Early this year Seattle Weekly's Nina Shapiro wrote a feature story and posted to The Daily Weekly about whether or not there's an anti-male bias in family court. Shapiro's pieces on the subject relied on the comments of attorneys who work within the system, many of them females.
A number of female lawyers, including those who call themselves feminists, are disturbed by the plight of dads, in particular. One attorney, Rhea Rolfe, describes sitting with a male client in a courtroom one day. The presiding family law commissioner "ruled against every single man," Rolfe says, "and two of them were unopposed."
One of the especially pernicious ways this bias plays out is for a domestic violence allegation to be leveled at a dad. This is not domestic violence as most people think of it--the horrible physical abuse and threats that present dire risks for many women. State law, and other definitions used by the court, define abuse far more broadly.

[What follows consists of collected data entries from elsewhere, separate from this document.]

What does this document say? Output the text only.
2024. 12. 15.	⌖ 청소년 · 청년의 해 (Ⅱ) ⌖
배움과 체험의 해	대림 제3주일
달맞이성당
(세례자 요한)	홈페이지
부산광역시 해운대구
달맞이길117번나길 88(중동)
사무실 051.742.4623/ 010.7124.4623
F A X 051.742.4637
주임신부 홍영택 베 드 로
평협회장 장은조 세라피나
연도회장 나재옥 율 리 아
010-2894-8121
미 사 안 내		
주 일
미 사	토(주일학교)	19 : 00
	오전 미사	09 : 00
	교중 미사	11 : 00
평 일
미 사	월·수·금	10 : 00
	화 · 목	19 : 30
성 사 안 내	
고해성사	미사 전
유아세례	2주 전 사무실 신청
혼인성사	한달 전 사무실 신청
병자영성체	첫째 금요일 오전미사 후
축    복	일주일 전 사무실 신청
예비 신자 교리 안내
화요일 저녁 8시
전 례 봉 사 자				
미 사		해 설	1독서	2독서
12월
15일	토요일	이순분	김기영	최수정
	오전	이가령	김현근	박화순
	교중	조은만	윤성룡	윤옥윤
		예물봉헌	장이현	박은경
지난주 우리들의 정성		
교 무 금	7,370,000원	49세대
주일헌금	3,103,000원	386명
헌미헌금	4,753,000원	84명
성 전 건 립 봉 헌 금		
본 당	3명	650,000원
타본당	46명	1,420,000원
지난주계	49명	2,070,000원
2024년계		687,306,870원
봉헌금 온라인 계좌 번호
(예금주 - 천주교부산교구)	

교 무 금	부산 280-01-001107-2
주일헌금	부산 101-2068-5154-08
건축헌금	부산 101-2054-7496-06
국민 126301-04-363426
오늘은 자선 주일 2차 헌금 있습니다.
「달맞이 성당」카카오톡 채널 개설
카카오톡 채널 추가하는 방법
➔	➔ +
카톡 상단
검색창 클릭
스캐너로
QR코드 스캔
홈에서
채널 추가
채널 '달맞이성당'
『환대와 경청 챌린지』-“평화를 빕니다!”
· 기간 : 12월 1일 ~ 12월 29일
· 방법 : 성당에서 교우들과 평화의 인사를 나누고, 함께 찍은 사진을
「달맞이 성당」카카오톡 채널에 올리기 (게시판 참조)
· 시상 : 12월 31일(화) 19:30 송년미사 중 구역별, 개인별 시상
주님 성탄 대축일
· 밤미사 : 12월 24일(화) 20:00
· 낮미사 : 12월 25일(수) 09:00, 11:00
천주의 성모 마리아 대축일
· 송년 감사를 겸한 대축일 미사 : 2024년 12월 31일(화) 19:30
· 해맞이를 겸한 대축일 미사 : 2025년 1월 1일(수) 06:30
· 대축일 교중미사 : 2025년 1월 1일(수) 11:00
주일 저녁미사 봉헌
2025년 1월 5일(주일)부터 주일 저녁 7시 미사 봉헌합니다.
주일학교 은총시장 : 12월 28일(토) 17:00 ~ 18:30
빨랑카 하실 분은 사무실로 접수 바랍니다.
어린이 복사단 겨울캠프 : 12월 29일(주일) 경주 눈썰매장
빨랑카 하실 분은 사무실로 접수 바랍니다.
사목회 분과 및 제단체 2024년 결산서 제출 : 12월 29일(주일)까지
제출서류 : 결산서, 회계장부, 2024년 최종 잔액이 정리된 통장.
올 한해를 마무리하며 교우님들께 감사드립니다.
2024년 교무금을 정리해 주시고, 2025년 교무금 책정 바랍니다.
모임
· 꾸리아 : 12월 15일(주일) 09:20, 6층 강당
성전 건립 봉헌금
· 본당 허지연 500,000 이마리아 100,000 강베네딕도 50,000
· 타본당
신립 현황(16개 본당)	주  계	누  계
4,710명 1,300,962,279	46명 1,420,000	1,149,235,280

Says Jan Dyer, an attorney who often handles domestic violence cases: " It might be a shove or a head butt, or when they're so close to you, you can see spit." Or there might not be any physical component to the supposed abuse at all. One domestic violence "risk assessor" used by the courts recommended a dad for domestic violence treatment largely because of his "indifference" to his wife's "feelings and needs."
In the ultimate Catch 22, men are seen as all the more guilty if they attempt to deny the accusations against them.
So men try to get their head around being called abusers while at the same time facing the extreme consequences of such a label. Not infrequently, they will be immediately kicked out of their house and denied access to their child.
The courts, of course, are supposed to be the forum in which true allegations are separated from false. Unfortunately, there's not much time for that in King County's overloaded family court, where the most important relationships of a person's life are rearranged in all of 20 minutes.
Almost 10 months after it posted, Shapiro's blog entry is still garnering comments, including one from Daily Weekly commenter lunadatura.
Commenter lunadatura writes:
I work as a family therapist and parent consultant to the department of children and family services. I have been asked to counsel and coach single dads. By and large they are equally good parents as the single moms I work with. However when it comes to getting their kids back the state is hugely biased against them and are slow to place kiddos with dad and close the case. It one particular case a child was placed back with mom who presented a clear danger to the child and taken from dad when he appeared to be the safer option.